Working out loud works best when your work is open to the contribution of others.
A short daily report, like “Long day. Too many meetings”, is a common starting point for many people’s practice of working out loud. Sharing this invites some sympathy and may draw some questions about what went wrong. However your network is left to do the work to interpret, connect and help. The fact that the day is done means opportunities to improve have been missed.
We encourage people to work out loud on unfinished work. Work that is still ongoing encourages others to help you finish. Advice & other assistance can have an immediate impact.
Bryce Williams mentioned the value of a narration in his definition of working out loud.

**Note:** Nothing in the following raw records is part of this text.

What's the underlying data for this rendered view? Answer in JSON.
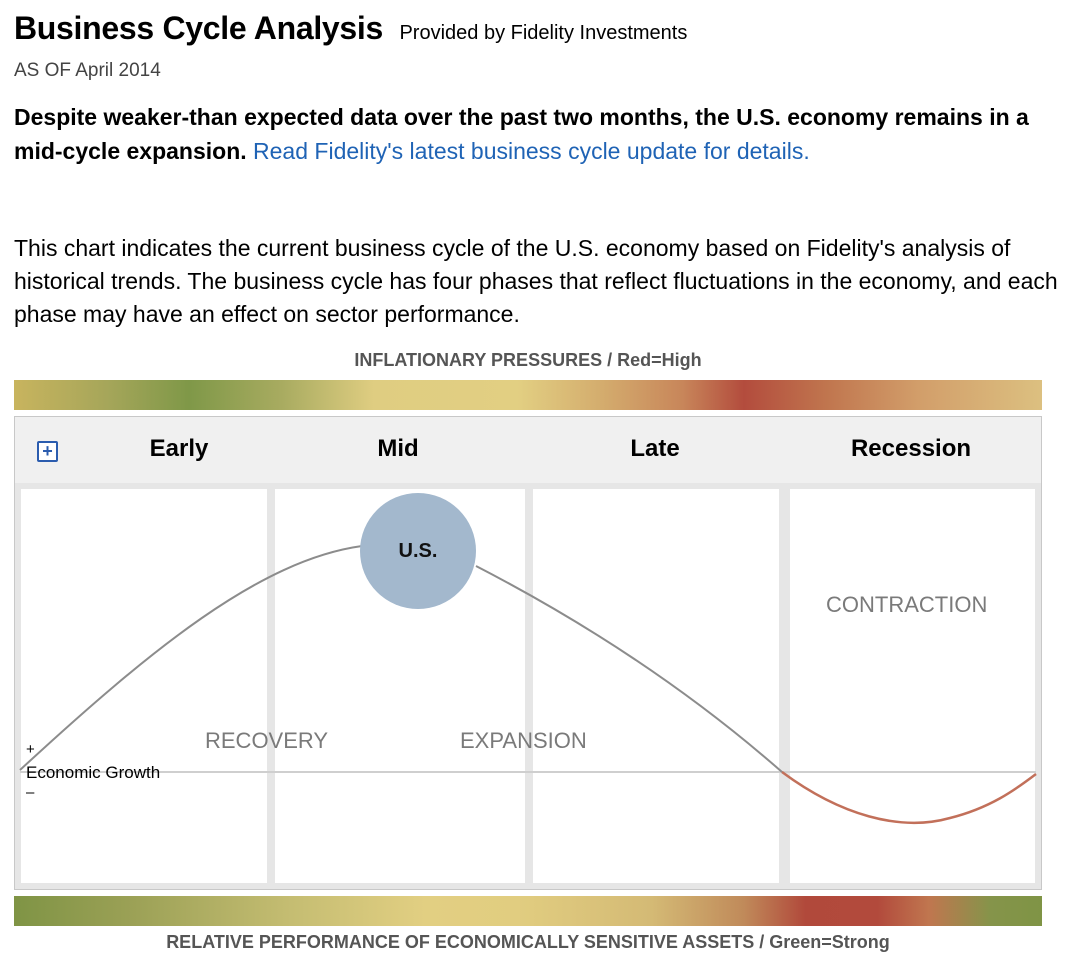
{
  "header": {
    "title": "Business Cycle Analysis",
    "provider": "Provided by Fidelity Investments",
    "as_of": "AS OF April 2014"
  },
  "lead": {
    "bold_text": "Despite weaker-than expected data over the past two months, the U.S. economy remains in a mid-cycle expansion.",
    "link_text": "Read Fidelity's latest business cycle update for details."
  },
  "description": "This chart indicates the current business cycle of the U.S. economy based on Fidelity's analysis of historical trends. The business cycle has four phases that reflect fluctuations in the economy, and each phase may have an effect on sector performance.",
  "inflation_bar": {
    "label": "INFLATIONARY PRESSURES / Red=High"
  },
  "performance_bar": {
    "label": "RELATIVE PERFORMANCE OF ECONOMICALLY SENSITIVE ASSETS / Green=Strong"
  },
  "phases": [
    "Early",
    "Mid",
    "Late",
    "Recession"
  ],
  "regions": {
    "recovery": "RECOVERY",
    "expansion": "EXPANSION",
    "contraction": "CONTRACTION"
  },
  "axis": {
    "plus": "+",
    "label": "Economic Growth",
    "minus": "–"
  },
  "marker": {
    "label": "U.S.",
    "phase": "Mid"
  },
  "colors": {
    "curve_growth": "#8c8c8c",
    "curve_contraction": "#c2705a",
    "bubble": "#a3b8cd",
    "link": "#1f63b5",
    "expand_icon": "#2b5cae"
  }
}
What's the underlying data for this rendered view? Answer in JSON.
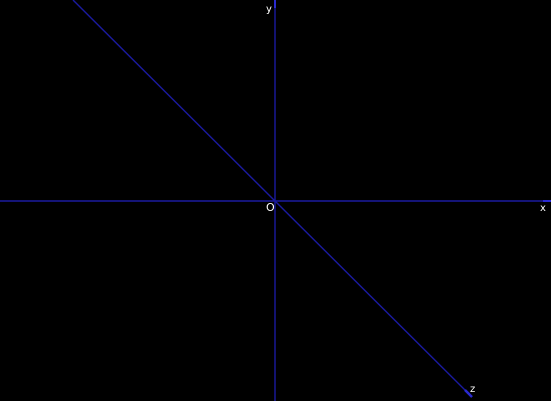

Narration also makes it easier for others to help by supplying context. I’ve seen people respond to a report like the one above offering meeting productivity tips only to be told ‘I do that. Just a peak day on the project’. A better narration gives better context and lets others know what challenges you face without asking. Guide people to offer the help you need. If all you need is sympathy and connection, then help others understand.
Challenges you face are likely challenges for others. (We all struggle with bad meetings). Even if others can’t help they might learn from the answers you get. While sharing a short report on the day feels safer, it is much less valuable than offering a chance to contribute.
Make the way other can help and learn from you explicit in your working out loud. It is a small contribution you can make to your network and will bring about a step change in your experience. Work out loud to be open to the contributions of others.